Blood†Tear
マットの手の中で、ドクリ、ドクリと規則正しく動くそれは、紛れもなく人の心臓そのものだった。
「っ……ぅぅっ……くっ…」
傷口は塞ぎかけてはいるものの、苦しそうに息をするアンバー。
彼の手の中の心臓へと手を伸ばすが、それを掴む前に彼はそれを握り潰す。
「っ……!」
グシャリと黒血を飛ばしながら潰されたそれは機能を失い動かない。
その瞬間、翡翠の瞳は見開かれ、伸ばされた手はダラリと落ちる。
背を木の幹で擦りながら座り込むと、ビクビクと何度か痙攣した後、遂には動かなくなってしまった。

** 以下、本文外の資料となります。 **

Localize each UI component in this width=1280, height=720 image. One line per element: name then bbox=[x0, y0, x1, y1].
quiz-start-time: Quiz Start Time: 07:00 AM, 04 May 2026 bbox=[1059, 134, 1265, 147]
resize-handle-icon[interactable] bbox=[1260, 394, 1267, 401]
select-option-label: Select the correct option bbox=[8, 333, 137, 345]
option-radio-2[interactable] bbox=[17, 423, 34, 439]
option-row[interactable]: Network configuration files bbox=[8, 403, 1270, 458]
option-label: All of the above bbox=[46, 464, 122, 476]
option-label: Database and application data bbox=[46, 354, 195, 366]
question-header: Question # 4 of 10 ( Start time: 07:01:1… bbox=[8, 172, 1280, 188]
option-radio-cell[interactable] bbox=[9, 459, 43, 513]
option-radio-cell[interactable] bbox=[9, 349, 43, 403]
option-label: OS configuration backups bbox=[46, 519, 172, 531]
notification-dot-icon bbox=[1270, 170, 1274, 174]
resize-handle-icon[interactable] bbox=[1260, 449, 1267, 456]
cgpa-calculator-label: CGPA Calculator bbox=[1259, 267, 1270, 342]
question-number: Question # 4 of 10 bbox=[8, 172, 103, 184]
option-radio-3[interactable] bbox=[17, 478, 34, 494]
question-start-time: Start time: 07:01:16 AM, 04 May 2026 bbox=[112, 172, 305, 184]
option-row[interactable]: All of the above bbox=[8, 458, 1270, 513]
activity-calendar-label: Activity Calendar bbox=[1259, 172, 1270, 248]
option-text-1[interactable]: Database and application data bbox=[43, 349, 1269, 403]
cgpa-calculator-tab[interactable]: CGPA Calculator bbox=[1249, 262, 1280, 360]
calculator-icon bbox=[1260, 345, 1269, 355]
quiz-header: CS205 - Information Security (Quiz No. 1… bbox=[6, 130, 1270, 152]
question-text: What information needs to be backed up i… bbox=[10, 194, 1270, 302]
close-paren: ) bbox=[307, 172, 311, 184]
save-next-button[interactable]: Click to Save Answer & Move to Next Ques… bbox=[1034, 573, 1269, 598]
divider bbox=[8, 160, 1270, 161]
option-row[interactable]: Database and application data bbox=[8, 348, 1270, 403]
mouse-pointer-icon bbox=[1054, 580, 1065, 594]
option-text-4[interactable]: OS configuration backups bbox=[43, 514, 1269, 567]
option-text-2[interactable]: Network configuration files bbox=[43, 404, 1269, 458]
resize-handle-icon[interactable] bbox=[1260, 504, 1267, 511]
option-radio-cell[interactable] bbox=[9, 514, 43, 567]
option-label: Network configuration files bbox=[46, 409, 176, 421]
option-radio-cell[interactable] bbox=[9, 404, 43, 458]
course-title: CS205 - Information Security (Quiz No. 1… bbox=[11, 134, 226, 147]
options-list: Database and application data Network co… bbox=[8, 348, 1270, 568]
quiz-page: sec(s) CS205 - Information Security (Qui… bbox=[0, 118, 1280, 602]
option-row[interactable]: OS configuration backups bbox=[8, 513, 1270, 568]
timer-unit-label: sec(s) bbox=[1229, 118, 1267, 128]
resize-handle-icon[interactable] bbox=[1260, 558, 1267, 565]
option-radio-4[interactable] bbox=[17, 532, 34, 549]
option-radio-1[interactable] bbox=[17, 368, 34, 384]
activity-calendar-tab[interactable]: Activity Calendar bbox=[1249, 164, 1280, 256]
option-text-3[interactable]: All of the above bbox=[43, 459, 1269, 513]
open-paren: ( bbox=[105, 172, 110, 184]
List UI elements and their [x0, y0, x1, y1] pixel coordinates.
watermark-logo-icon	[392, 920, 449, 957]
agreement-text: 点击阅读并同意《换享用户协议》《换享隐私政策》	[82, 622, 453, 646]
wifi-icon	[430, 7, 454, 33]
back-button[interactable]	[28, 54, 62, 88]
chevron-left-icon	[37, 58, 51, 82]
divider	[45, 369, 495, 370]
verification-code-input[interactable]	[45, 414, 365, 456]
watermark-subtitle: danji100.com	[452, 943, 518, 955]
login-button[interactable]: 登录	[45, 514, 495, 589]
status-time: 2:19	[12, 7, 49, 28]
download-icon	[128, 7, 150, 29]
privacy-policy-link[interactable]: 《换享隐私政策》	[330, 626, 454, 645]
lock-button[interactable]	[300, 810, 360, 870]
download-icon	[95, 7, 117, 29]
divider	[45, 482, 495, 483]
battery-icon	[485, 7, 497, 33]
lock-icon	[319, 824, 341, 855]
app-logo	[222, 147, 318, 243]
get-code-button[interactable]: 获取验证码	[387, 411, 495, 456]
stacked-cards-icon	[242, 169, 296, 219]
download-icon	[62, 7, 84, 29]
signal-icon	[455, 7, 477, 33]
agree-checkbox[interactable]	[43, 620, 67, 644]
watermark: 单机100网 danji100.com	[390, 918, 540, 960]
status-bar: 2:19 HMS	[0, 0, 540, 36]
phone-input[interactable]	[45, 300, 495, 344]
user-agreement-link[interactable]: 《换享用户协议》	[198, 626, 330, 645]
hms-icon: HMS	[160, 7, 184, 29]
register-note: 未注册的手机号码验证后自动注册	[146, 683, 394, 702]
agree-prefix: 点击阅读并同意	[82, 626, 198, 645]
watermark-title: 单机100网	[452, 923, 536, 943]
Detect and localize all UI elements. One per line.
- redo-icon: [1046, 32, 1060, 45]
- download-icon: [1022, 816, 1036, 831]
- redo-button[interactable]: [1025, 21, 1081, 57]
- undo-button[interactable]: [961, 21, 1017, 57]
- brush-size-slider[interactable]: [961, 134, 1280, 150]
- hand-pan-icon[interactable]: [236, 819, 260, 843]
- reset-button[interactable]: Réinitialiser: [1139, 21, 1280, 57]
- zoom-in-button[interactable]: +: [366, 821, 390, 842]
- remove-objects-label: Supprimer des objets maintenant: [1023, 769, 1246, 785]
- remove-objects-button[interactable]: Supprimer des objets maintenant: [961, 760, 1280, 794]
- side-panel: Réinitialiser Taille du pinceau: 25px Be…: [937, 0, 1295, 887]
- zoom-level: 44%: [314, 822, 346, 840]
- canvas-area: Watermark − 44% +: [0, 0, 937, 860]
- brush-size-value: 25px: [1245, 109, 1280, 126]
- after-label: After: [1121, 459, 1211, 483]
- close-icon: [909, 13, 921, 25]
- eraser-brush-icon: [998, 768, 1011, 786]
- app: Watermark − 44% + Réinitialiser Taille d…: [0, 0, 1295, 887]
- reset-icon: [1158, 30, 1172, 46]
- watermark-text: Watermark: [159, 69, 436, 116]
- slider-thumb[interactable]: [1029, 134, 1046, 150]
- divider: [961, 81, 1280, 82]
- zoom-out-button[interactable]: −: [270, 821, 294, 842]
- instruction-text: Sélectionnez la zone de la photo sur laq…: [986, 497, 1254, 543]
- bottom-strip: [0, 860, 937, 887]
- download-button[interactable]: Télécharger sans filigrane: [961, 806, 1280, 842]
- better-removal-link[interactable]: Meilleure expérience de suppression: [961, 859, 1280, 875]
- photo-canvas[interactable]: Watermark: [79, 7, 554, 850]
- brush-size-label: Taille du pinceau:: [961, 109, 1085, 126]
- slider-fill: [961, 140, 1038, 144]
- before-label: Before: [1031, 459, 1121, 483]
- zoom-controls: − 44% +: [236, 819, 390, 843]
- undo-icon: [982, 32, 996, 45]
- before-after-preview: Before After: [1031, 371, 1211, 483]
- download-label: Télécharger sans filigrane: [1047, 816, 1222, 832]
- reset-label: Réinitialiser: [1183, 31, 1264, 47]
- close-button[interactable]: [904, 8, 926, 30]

「へぇー、こうすれば綺麗なままで残るんだ。ま、こっちの手が汚れるけどね。ハハッ、ハハハハッ」
汚れた手を白衣で拭うが、既に白衣も汚れている為意味をなさない。
今までホムンクルスの処分は、形の残らなくなるまで焼き尽くして行っていた。
しかし、今回は心臓を体外へと取り出し、使い物にならないよう握り潰した。
大概の怪我は回復できるのだが、心臓までは自己回復できないホムンクルス。
その為、見た目は何ら変わりないだが、心臓を失った彼女は機能を失い、生命活動を停止した。
悲鳴に次いで、高らかに響く笑い声。
レグルはチラリと後方へと視線を映す。
「…アンバー……?」
目を見開いたまま力無く座り込み、身動き1つとらない彼女の姿に胸騒ぎがする。
彼女の元へ駆け寄ろうにも、アリューは彼を見逃す訳もなく、それも叶わない。
後退していた彼は突然立ち止まり、銃も構えずにアリューを迎え撃つ。
地を蹴ったアリューは刃を引き、彼の心臓目掛けて突き出した。
「くっ……」
その刃は肉を裂き、赤い鮮血が地に舞った。
確かに刃は彼の身体を貫くが、そこは心臓ではなく少しずれた所。
アリューは刃を引き抜こうとするが、レグルは刃を掴みそれを拒む。
そして、苦しそうに唇を噛みながら彼女の額に銃を突き付け引き金を引いた。
一発の銃声が鳴り響き、レグルの身体から刃が引き抜かれる。
地に倒れ、額を撃ち抜かれながらも立ち上がろうとするアリューの両脚を撃ち抜き、レグルは痛みに耐えながら地を蹴った。